Of course, his record isn't solely the result of bad luck. He's allowed six or more runs five times. He gave up a career-high 11 hits in a loss to the Pittsburgh Pirates, and lost to Detroit after blowing a five-run lead. His last three monthly ERAs have been 5.79, 4.79 and 5.51. Opponents are hitting .284 against him at home.
His teammates, though, say Guthrie has pitched well enough not to be a 20-game loser.
"He's not pitching like some one who could lose 20 games,'' Orioles catcher Matt Wieters said. "We haven't been supportive of him. Now, we look at it that we should try to get him 10 wins, not 20 losses.''
Orioles infielder Mark Reynolds said the team has let Guthrie down. "There always seems to be one pitcher on every staff that doesn't get run support, and he's been that guy. Wins and losses are almost luck of the draw. Pitchers' records don't mean much in the grand scheme of things.''
In Seattle in May, Guthrie was leading 2-0 in the eighth inning when the Mariners' Justin Smoak hit a home run to beat him 3-2. All three runs were unearned.
"That's the one that sticks with me,'' Reynolds said.
Guthrie said he can't blame any one for his predicament: "Would I like to have more wins? Absolutely. Would I like to be 17-6 instead of 6-17? Absolutely. But, it hasn't worked out that way.''
Guthrie can take comfort in the fact that some memorable pitchers have had dreadful seasons. Just three years ago, Justin Verlander led the league with 17 losses and this year is the runaway AL Cy Young favorite. Steve Carlton once lost 20 games the year after winning the NL Cy Young and it proved to be nothing but a speed bump on his road to the Hall of Fame. And Don Larsen lost an Orioles-record 21 games in 1954, two years before throwing a perfect game in the World Series.

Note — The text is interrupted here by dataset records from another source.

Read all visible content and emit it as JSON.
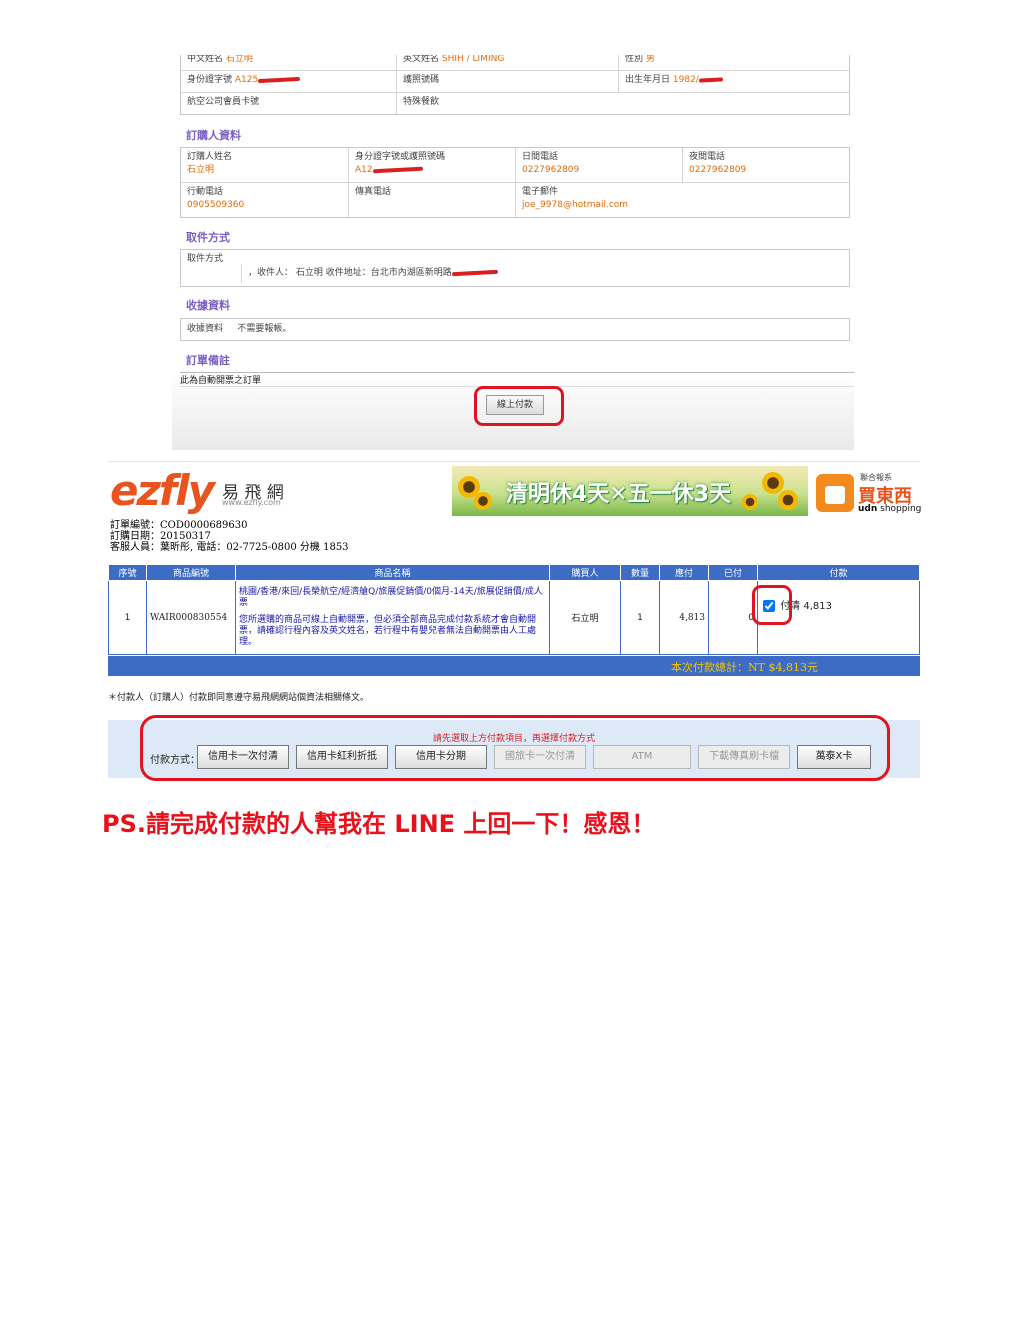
{
  "passenger": {
    "cn_name_label": "中文姓名",
    "cn_name_value": "石立明",
    "en_name_label": "英文姓名",
    "en_name_value": "SHIH / LIMING",
    "gender_label": "性別",
    "gender_value": "男",
    "id_label": "身份證字號",
    "id_value": "A125",
    "passport_label": "護照號碼",
    "dob_label": "出生年月日",
    "dob_value": "1982/",
    "member_label": "航空公司會員卡號",
    "special_label": "特殊餐飲"
  },
  "buyer": {
    "section_title": "訂購人資料",
    "name_label": "訂購人姓名",
    "name_value": "石立明",
    "id_label": "身分證字號或護照號碼",
    "id_value": "A12",
    "day_phone_label": "日間電話",
    "day_phone_value": "0227962809",
    "night_phone_label": "夜間電話",
    "night_phone_value": "0227962809",
    "mobile_label": "行動電話",
    "mobile_value": "0905509360",
    "fax_label": "傳真電話",
    "email_label": "電子郵件",
    "email_value": "joe_9978@hotmail.com"
  },
  "pickup": {
    "section_title": "取件方式",
    "method_label": "取件方式",
    "method_value": "，收件人： 石立明  收件地址：台北市內湖區新明路"
  },
  "receipt": {
    "section_title": "收據資料",
    "label": "收據資料",
    "value": "不需要報帳。"
  },
  "remark": {
    "section_title": "訂單備註",
    "value": "此為自動開票之訂單"
  },
  "online_pay_button": "線上付款",
  "brand": {
    "logo_text": "ezfly",
    "logo_cn": "易 飛 網",
    "logo_url": "www.ezfly.com",
    "banner_text": "清明休4天✕五一休3天",
    "udn_top": "聯合報系",
    "udn_cn": "買東西",
    "udn_bottom_bold": "udn",
    "udn_bottom": "shopping"
  },
  "order_info": {
    "order_no": "訂單編號：COD0000689630",
    "order_date": "訂購日期：20150317",
    "service": "客服人員：葉昕彤, 電話：02-7725-0800  分機 1853"
  },
  "table": {
    "headers": [
      "序號",
      "商品編號",
      "商品名稱",
      "購買人",
      "數量",
      "應付",
      "已付",
      "付款"
    ],
    "row": {
      "seq": "1",
      "product_code": "WAIR000830554",
      "product_name": "桃園/香港/來回/長榮航空/經濟艙Q/旅展促銷價/0個月-14天/旅展促銷價/成人票",
      "product_note": "您所選購的商品可線上自動開票，但必須全部商品完成付款系統才會自動開票，請確認行程內容及英文姓名，若行程中有嬰兒者無法自動開票由人工處理。",
      "buyer": "石立明",
      "qty": "1",
      "due": "4,813",
      "paid": "0",
      "pay_label": "付清",
      "pay_amount": "4,813",
      "pay_checked": true
    },
    "total_text": "本次付款總計：NT $4,813元"
  },
  "agreement": "＊付款人（訂購人）付款即同意遵守易飛網網站個資法相關條文。",
  "payment": {
    "hint": "請先選取上方付款項目，再選擇付款方式",
    "method_label": "付款方式：",
    "buttons": [
      "信用卡一次付清",
      "信用卡紅利折抵",
      "信用卡分期",
      "國旅卡一次付清",
      "ATM",
      "下載傳真刷卡檔",
      "萬泰X卡"
    ]
  },
  "ps_note": "PS.請完成付款的人幫我在 LINE 上回一下！感恩！",
  "colors": {
    "accent_blue": "#3d6cc4",
    "highlight_red": "#e0141e",
    "value_orange": "#e36c0a",
    "section_purple": "#7a5fc4"
  }
}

In Guthrie's most recent start, on Sunday night in Tampa, he wasn't sharp at all. He gave up seven runs in five innings as the Orioles lost to the Rays, 8-1, and he moved within three of the dubious 20-loss mark.
Losing was a familiar feeling for Guthrie on Sunday, but he refuses to back down.

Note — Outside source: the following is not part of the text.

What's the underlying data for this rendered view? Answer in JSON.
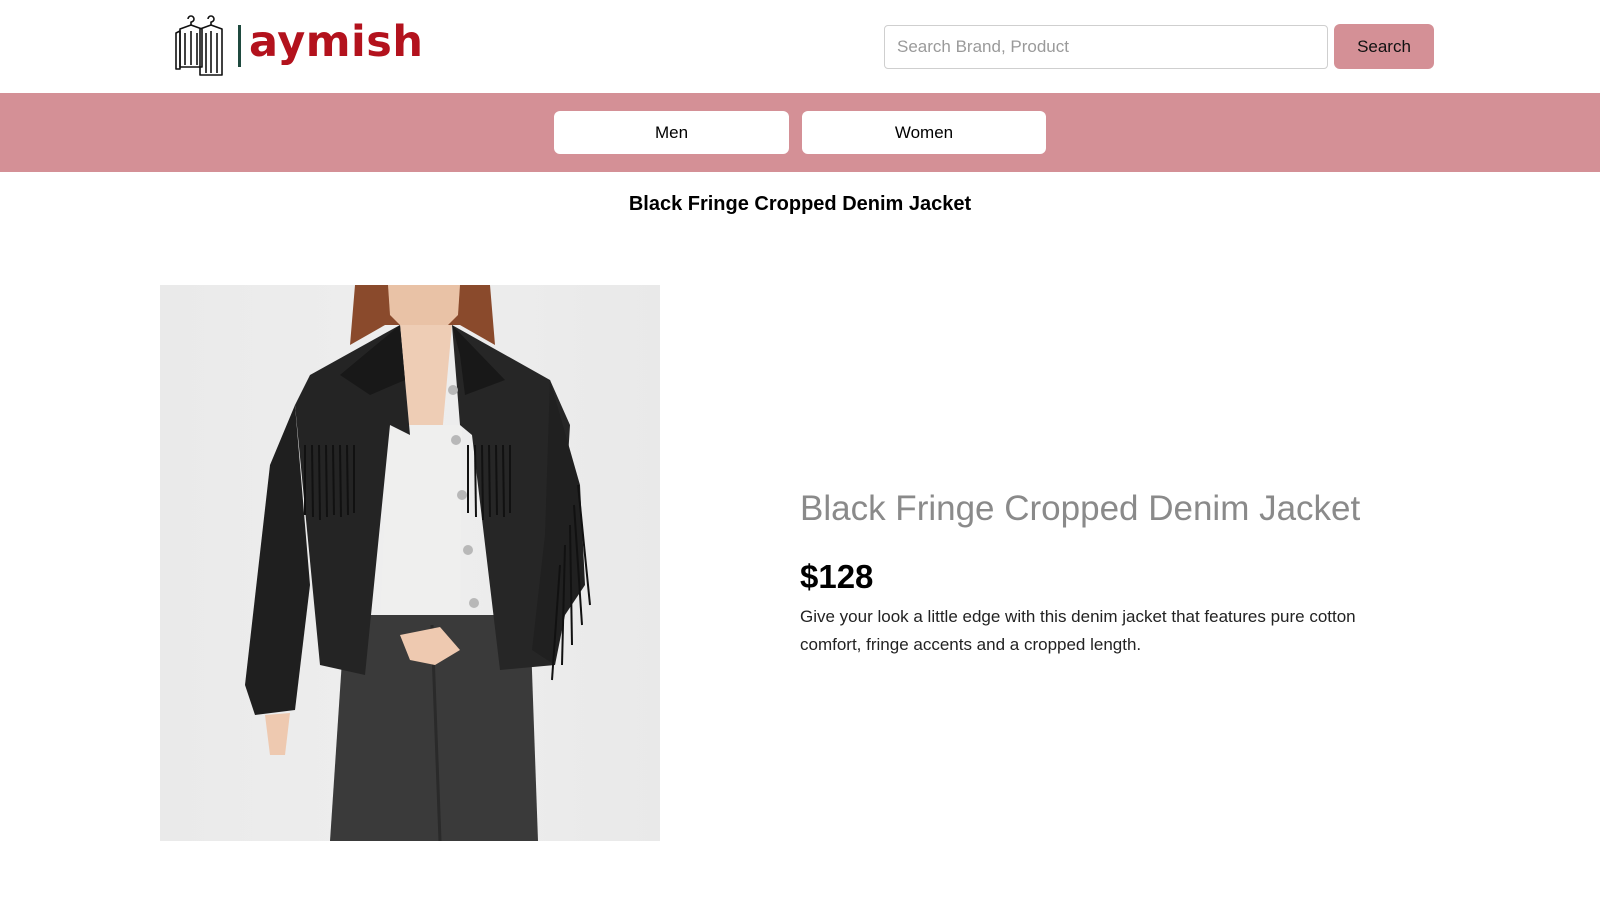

"I'd love to win the game, but, as a pitcher, that's out of my control, unless I throw a shutout,'' Guthrie said. "As long as you leave with a lead, you've done your job. I'm not concerned about the numbers. It makes no sense dwelling on something you can't control.''
Mel Antonen is a baseball reporter in Washington, D.C., and can be heard on the Sirius-XM Radio network.